Probe-Geometry Alignment: Erasing the Cross-Sequence Memorization Signature Below Chance
Researchers surgically remove hidden memorization signatures from GPT-2, Mistral-7B, and Pythia models...
A new paper from researchers Rupa and Andy tackles a critical vulnerability in large language models: even after behavioral unlearning, models retain internal traces that adversarial probes can exploit. The team first characterizes where these memorization signatures live — finding consistent gaps of +0.32, +0.19, and +0.30 on Pythia-70M, GPT-2 medium, and Mistral-7B respectively. Crucially, they show the probe direction is causally separable from recall: projecting it out collapses the signature (e.g., from +0.44 to -0.19) while behavioral recall barely changes.
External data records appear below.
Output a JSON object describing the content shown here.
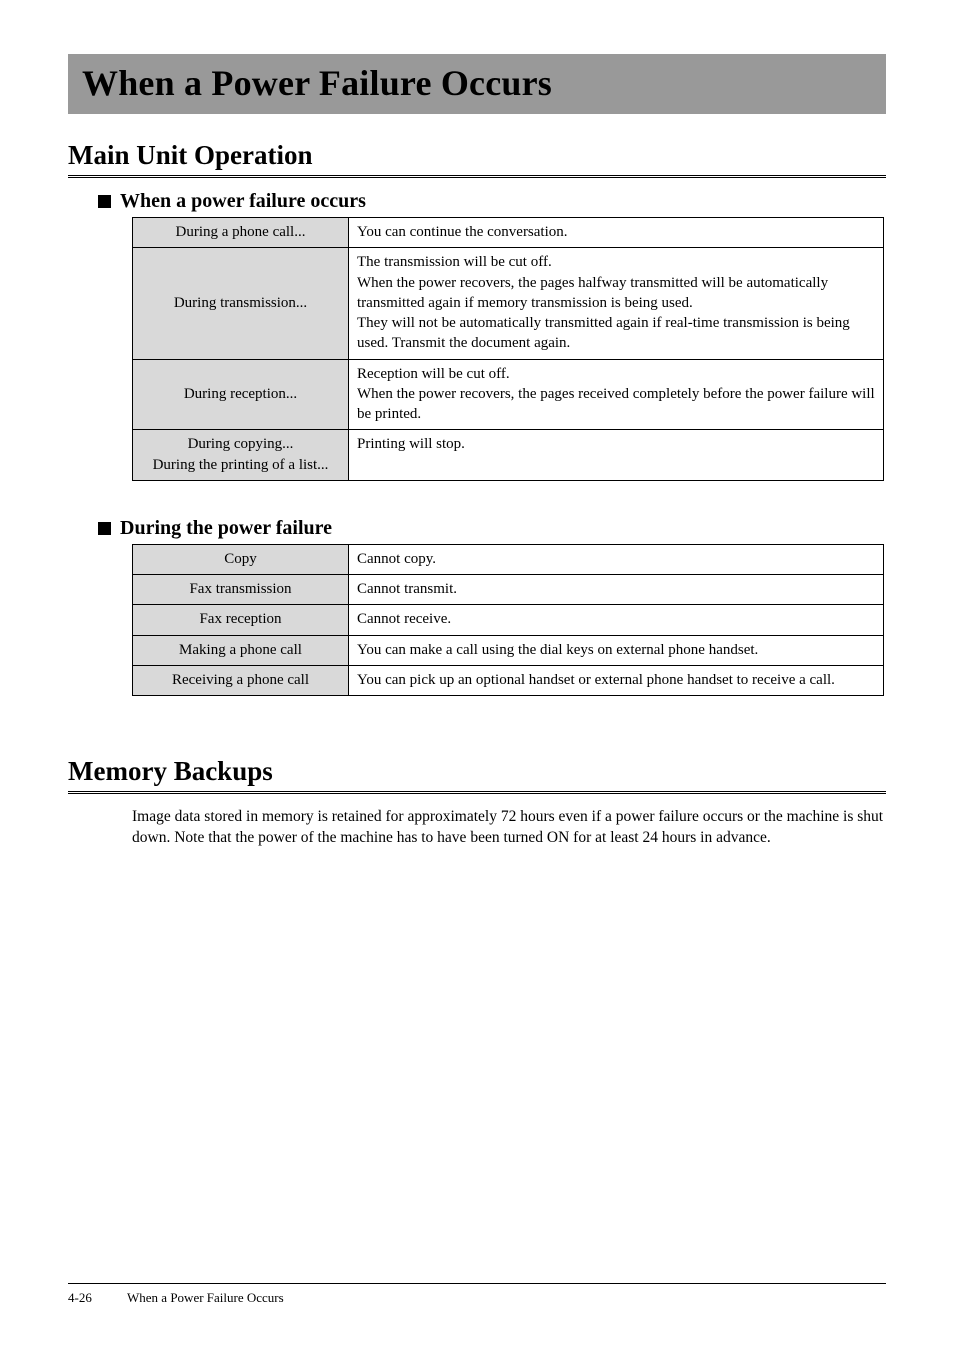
{
  "page_title": "When a Power Failure Occurs",
  "sections": {
    "main_unit": {
      "heading": "Main Unit Operation",
      "sub1": {
        "heading": "When a power failure occurs",
        "rows": [
          {
            "left": "During a phone call...",
            "right": "You can continue the conversation."
          },
          {
            "left": "During transmission...",
            "right": "The transmission will be cut off.\nWhen the power recovers, the pages halfway transmitted will be automatically transmitted again if memory transmission is being used.\nThey will not be automatically transmitted again if real-time transmission is being used. Transmit the document again."
          },
          {
            "left": "During reception...",
            "right": "Reception will be cut off.\nWhen the power recovers, the pages received completely before the power failure will be printed."
          },
          {
            "left": "During copying...\nDuring the printing of a list...",
            "right": "Printing will stop."
          }
        ]
      },
      "sub2": {
        "heading": "During the power failure",
        "rows": [
          {
            "left": "Copy",
            "right": "Cannot copy."
          },
          {
            "left": "Fax transmission",
            "right": "Cannot transmit."
          },
          {
            "left": "Fax reception",
            "right": "Cannot receive."
          },
          {
            "left": "Making a phone call",
            "right": "You can make a call using the dial keys on external phone handset."
          },
          {
            "left": "Receiving a phone call",
            "right": "You can pick up an optional handset or external phone handset to receive a call."
          }
        ]
      }
    },
    "memory": {
      "heading": "Memory Backups",
      "para": "Image data stored in memory is retained for approximately 72 hours even if a power failure occurs or the machine is shut down. Note that the power of the machine has to have been turned ON for at least 24 hours in advance."
    }
  },
  "footer": {
    "page": "4-26",
    "title": "When a Power Failure Occurs"
  }
}
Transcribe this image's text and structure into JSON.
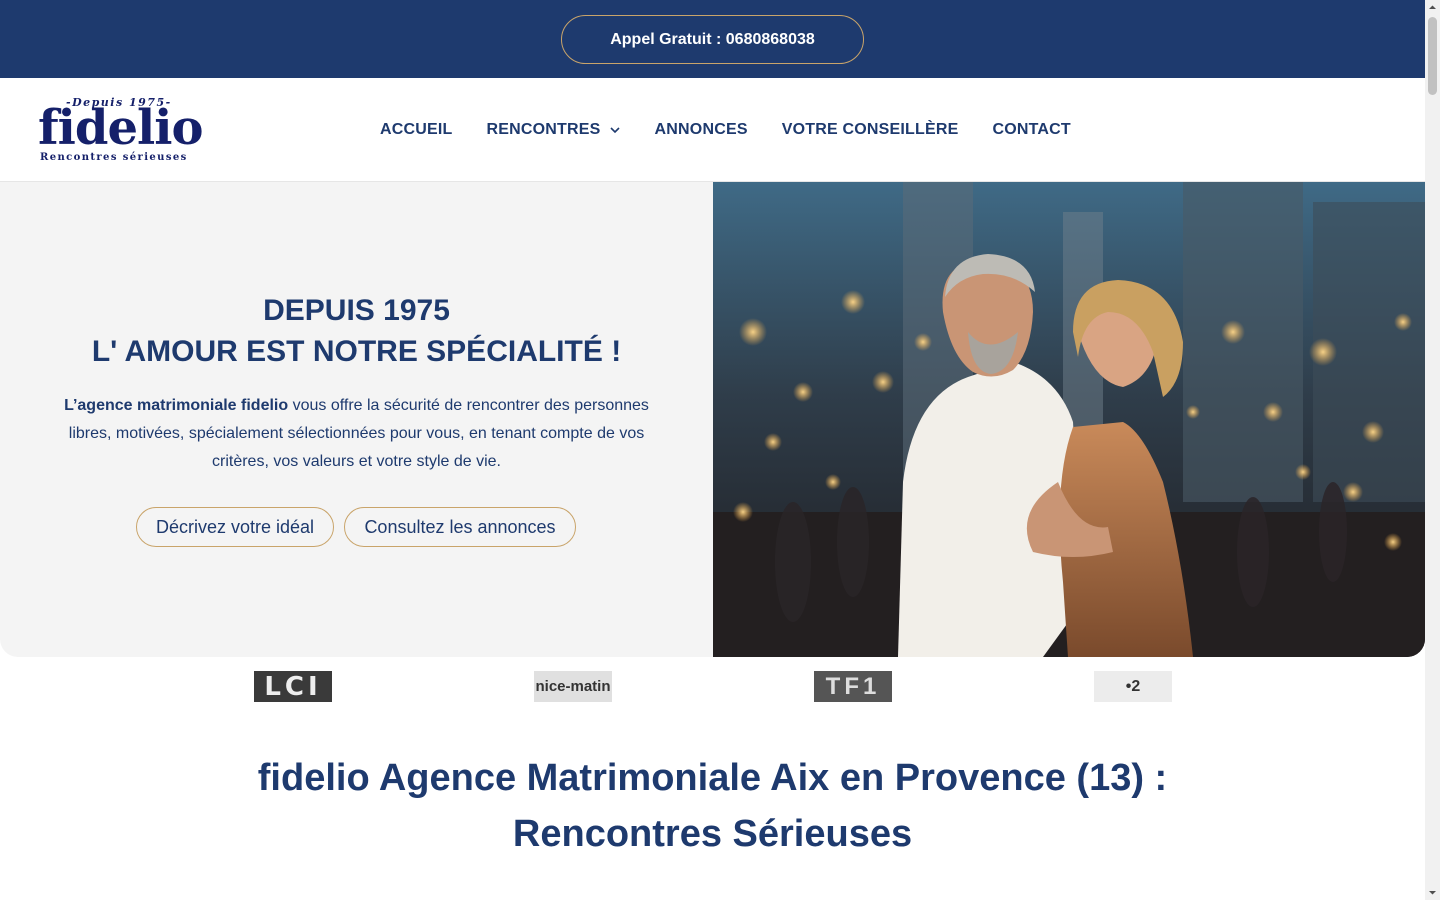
{
  "topbar": {
    "call_label": "Appel Gratuit : 0680868038"
  },
  "logo": {
    "top": "-Depuis 1975-",
    "main": "fidelio",
    "sub": "Rencontres sérieuses"
  },
  "nav": {
    "items": [
      {
        "label": "ACCUEIL"
      },
      {
        "label": "RENCONTRES",
        "has_dropdown": true
      },
      {
        "label": "ANNONCES"
      },
      {
        "label": "VOTRE CONSEILLÈRE"
      },
      {
        "label": "CONTACT"
      }
    ]
  },
  "hero": {
    "title_line1": "DEPUIS 1975",
    "title_line2": "L' AMOUR EST NOTRE SPÉCIALITÉ !",
    "text_bold": "L’agence matrimoniale fidelio",
    "text_rest": " vous offre la sécurité de rencontrer des personnes libres, motivées, spécialement sélectionnées pour vous, en tenant compte de vos critères, vos valeurs et votre style de vie.",
    "cta_primary": "Décrivez votre idéal",
    "cta_secondary": "Consultez les annonces"
  },
  "press": {
    "logos": [
      {
        "name": "LCI",
        "text": "LCI"
      },
      {
        "name": "nice-matin",
        "text": "nice-matin"
      },
      {
        "name": "TF1",
        "text": "TF1"
      },
      {
        "name": "France 2",
        "text": "•2"
      }
    ]
  },
  "main": {
    "heading_line1": "fidelio Agence Matrimoniale Aix en Provence (13) :",
    "heading_line2": "Rencontres Sérieuses"
  },
  "colors": {
    "primary": "#1e3a6e",
    "accent": "#c9a46a",
    "hero_bg": "#f4f4f4"
  }
}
To address this, the authors introduce Probe-Geometry Alignment (PGA), a surgical rank-one intervention per layer that aligns activations opposite the probe’s readout direction. PGA drives cross-sequence probe scores below random chance across all scales — toy depth-4 (0.17), Pythia-70M (0.07), Mistral-7B (0.45), and GPT-2 medium (0.06 via MD-PGA). The method remains robust against six adversarial probe variants and, when extended adversarially, defeats re-fitting attackers at every memorization-relevant depth while preserving five zero-shot benchmarks within 2.8 percentage points (mean Δacc = +0.2pp). This suggests memorization signatures are a real, regime-specific property that can be erased without measurable capability cost.
- Memorization gaps found across scales: +0.32 (Pythia-70M), +0.19 (GPT-2 medium), +0.30 (Mistral-7B)
- PGA drives probe below chance: from +0.44 to -0.19, with scores as low as 0.06 on GPT-2 medium
- Zero-shot benchmarks preserved within 2.8pp (mean Δacc = +0.2pp) against re-fitting attackers
Why It Matters
First method to surgically erase memorization traces from LLMs without harming performance — critical for privacy and unlearning.